By decomposing an audio recording, researchers managed to animate a face but also and above all to apply the emotions transcribed since the audio recording. A find that could improve the graphics in games but also, alas, produce videos type “deepfake” more and more realistic.
A team of researchers from Microsoft has just published an article in which they describe a new system developed to animate faces based solely on an audio recording. This new method takes advantage of advances in the field of deep learning, or deep learning, to create a video of a face that speaks by translating the emotions detected in the voice.
Face animation based on a recording is not completely new, but current methods assume that the sound sample is clear, with no background noise, and with a neutral tone.
The new system uses a variational auto-encoder (VAE) that learns to unravel the various components of the audio recording, including the phonetic part, emotional tone, and background noise.
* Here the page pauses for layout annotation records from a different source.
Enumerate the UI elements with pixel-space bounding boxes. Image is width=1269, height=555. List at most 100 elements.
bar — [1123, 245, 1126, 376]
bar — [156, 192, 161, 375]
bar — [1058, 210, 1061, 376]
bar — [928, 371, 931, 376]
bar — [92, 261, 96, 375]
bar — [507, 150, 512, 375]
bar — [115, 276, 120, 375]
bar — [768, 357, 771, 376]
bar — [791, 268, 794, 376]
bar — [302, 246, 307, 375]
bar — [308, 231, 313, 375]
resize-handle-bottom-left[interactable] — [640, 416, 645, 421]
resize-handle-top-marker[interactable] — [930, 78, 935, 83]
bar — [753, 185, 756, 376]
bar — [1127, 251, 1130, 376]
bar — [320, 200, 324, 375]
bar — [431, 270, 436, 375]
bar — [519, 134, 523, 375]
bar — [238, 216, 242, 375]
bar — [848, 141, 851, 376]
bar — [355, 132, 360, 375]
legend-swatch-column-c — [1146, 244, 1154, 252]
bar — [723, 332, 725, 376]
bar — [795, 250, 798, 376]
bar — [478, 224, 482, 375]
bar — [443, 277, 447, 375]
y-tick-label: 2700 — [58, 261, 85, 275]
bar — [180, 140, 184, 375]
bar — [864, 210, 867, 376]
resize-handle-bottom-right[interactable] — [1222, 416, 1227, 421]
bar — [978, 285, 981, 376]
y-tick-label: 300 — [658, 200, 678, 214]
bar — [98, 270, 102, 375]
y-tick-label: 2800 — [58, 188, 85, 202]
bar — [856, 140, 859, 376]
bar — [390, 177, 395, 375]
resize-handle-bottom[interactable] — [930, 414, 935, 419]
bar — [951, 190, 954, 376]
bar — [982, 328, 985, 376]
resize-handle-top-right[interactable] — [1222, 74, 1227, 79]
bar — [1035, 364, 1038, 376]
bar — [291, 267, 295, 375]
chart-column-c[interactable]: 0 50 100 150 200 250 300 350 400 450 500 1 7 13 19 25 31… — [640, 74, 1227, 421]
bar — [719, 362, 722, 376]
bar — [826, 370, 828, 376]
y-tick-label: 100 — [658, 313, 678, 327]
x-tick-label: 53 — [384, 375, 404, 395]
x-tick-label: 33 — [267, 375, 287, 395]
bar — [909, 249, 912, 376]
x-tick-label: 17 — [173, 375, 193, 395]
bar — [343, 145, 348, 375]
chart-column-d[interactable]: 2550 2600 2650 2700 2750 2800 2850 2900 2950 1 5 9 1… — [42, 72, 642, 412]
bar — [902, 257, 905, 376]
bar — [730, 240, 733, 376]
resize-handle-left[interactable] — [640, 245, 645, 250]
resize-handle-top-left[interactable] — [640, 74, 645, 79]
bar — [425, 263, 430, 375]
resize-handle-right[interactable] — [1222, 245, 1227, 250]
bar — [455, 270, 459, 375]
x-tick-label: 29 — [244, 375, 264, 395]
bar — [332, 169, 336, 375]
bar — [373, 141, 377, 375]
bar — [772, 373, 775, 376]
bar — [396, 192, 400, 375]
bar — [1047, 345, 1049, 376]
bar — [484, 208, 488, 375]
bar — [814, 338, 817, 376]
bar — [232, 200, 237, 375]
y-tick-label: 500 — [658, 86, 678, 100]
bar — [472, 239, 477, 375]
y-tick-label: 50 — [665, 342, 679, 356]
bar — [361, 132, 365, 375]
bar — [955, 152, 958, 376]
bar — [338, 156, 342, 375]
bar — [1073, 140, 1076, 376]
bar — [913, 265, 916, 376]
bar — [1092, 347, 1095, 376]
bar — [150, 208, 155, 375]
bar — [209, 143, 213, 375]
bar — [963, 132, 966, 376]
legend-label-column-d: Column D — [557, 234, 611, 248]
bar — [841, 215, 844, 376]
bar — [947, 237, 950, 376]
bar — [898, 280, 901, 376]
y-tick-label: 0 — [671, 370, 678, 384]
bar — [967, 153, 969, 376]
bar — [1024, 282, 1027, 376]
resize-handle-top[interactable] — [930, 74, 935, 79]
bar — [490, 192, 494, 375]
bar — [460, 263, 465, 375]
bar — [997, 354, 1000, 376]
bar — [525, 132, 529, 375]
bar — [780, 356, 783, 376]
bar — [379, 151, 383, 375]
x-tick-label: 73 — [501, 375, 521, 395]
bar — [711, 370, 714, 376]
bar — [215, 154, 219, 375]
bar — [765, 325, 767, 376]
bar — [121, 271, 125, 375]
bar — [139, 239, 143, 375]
This allows it to be much more robust and to be able to create animations from more natural recordings.
Many applications in dubbing and 3D animation
The audio track is broken down into representations that can then be used with different animation methods. However, researchers at Microsoft have used generative antagonist networks (GAN), two neural networks in competition, to create their videos. This allows them not only to animate a face that “speaks”, but also to infuse the emotions transcribed since the audio recording.
Like any technology, it could be abused to create deepfakes. However, the authors focus on more useful applications, such as dubbing a video in another language, 3D avatars generated in real-time, or to improve character animations in video games.